Summer is coming and we are in the need of light and flow fabrics. Linen is a perfect material for those hot summer days, as it’s light to wear, breathable and dries quickly after sweating. But how sustainable is linen actually?
What is linen?
Linen is a natural fabric that comes from the flax plant. Flax plants grow in cool, damp environments and cannot survive in extreme heats, so flax can be grown and harvested in Europe. As flax is an annual plant, which means it only grows once a season and it can be harvested after 100 days. For the growth of linen, not much water is needed, as longs as heat waves don’t ruin the season.
What makes linen so good?
At first, linen comes from the flax plant, a plant that grows very fast, without needing much water, fertiliser or other chemical materials.
As linen comes from a plant it is a natural material, that means, it has the ability to biodegrade. Besides that, you don’t need to worry about microplastics during washing, as it won’t loose any, because of its organic nature.
Linen is very strong and can be worn for years. I have second hand linen blazers that look like new, just be sure to take good care after it. It is much stronger than cotton for example.
Because its luxurious characteristics, it will always be used in fashion. So when you invest in a new linen item, you will know, it’ll last you for years.
Is there a problem with linen?
Well, sadly there’s always a downside. Also to things that might sound perfect.
The problem with linen is the bleaching. Yes, bleaching. Because natural linen is a little beige, brownish and most people want to have the classic color of white, linen has to undergo some heavy bleaching. The chemicals that are used in this process are very harmful for the environment, which makes linen less sustainable.
We said linen doesn’t need much water or energy during production, however a lot of damage is also caused after the consumption of a product. For example by washing, ironing and steaming your clothes. Linen doesn’t loose microplastics during, so that’s not the problem. The problem lies in ironing the product. As linen crinkles very very fast, most people tend to wash and iron linen more often than items made from cotton.

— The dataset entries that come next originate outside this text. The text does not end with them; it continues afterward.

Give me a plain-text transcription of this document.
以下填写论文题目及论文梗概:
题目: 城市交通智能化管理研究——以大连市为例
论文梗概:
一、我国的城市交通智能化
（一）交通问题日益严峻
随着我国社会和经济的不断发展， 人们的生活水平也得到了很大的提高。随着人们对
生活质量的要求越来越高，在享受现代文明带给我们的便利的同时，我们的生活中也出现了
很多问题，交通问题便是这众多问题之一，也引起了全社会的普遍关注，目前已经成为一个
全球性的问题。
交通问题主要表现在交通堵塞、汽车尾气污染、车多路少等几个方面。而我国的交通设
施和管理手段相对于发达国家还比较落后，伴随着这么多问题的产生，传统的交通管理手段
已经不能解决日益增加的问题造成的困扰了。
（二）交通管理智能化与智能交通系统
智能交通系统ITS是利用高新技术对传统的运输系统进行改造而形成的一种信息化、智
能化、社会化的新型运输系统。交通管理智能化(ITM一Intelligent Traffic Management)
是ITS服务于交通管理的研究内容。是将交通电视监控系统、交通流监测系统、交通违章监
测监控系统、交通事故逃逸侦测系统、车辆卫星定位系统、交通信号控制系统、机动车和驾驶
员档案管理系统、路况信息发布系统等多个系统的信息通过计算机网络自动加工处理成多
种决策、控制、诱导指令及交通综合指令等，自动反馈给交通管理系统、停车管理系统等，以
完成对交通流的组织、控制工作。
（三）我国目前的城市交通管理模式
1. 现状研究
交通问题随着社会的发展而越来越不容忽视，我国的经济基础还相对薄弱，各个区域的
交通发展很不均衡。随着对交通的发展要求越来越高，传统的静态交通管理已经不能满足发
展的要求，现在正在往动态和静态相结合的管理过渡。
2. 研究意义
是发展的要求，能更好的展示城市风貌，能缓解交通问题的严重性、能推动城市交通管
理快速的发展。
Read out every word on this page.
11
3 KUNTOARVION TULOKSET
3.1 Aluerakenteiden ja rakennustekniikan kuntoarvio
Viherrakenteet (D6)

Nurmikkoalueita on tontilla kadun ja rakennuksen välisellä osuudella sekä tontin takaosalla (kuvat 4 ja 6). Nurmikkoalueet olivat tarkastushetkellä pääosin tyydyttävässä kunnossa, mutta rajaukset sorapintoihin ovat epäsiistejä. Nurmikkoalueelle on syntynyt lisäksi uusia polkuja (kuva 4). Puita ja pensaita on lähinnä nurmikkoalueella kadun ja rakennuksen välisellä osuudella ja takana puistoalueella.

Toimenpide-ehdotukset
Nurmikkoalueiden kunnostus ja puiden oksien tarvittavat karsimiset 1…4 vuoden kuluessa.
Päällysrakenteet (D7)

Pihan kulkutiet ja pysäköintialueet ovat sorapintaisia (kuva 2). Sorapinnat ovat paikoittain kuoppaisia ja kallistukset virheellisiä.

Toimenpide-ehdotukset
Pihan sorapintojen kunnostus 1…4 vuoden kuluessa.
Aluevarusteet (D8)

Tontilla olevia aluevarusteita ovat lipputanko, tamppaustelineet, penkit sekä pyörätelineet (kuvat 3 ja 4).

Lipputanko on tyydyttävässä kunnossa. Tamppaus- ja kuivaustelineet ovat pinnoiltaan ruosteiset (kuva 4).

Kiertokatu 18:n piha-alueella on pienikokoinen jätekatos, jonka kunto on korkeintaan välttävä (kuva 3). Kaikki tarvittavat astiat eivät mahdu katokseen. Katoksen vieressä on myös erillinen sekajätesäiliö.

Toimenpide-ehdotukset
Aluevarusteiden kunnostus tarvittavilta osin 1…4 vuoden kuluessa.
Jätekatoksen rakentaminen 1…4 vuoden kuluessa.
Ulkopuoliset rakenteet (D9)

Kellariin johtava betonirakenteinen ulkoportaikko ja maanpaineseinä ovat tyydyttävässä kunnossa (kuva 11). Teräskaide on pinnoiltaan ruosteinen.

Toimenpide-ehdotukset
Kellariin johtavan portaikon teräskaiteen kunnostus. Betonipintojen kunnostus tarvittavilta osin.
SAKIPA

Other than that, fast fashion is able to downgrade all good materials. The difference between cheap linen and well made linen is huge. The ones you can find at a regular fast fashion store are from much less quality, most often very thin and not constructed very well. So even if the fabric will last you long, you will probably loose interest in the product, because of its odd design, something a lot of the fast fashion brands do.
What’s the solution?
I still think, you can make conscious decisions concerning linen. First of all, you should only buy the thing you truly love and see yourself wearing forever. Linen is a material you can enjoy for a long time. So make sure the fit of the item is also something you will like a lot.
Secondly, try to find some high quality items. If you cannot afford fair fashion prices, try to buy second hand instead. Don’t settle for less quality products, because you don’t have the money for it now. I think you can better wait and save your money, so you can buy your ultimate favourite piece.
So where can you find some sustainable and fair trade linen items? I totally love the items from Näz. Näz is an eco-fashion label run by women only in Portugal. I’ve written a full blog post about them, which you can read here, but said short: everything they produce is closely monitored for the most sustainable option. This means you can be sure the production of your clothes meets high ecological and social standards.
The last thing, I’d say to linen: try to hang your pieces to dry in a way they don’t crinkle, you can do this by hanging the item directly on a hanger. Also, hang them in the shower or outside after wearing it. Most of the time you don’t need to iron your clothes, as long as you store them properly. Take good care after your pieces, it’s the best way to ensure the longevity of your clothes.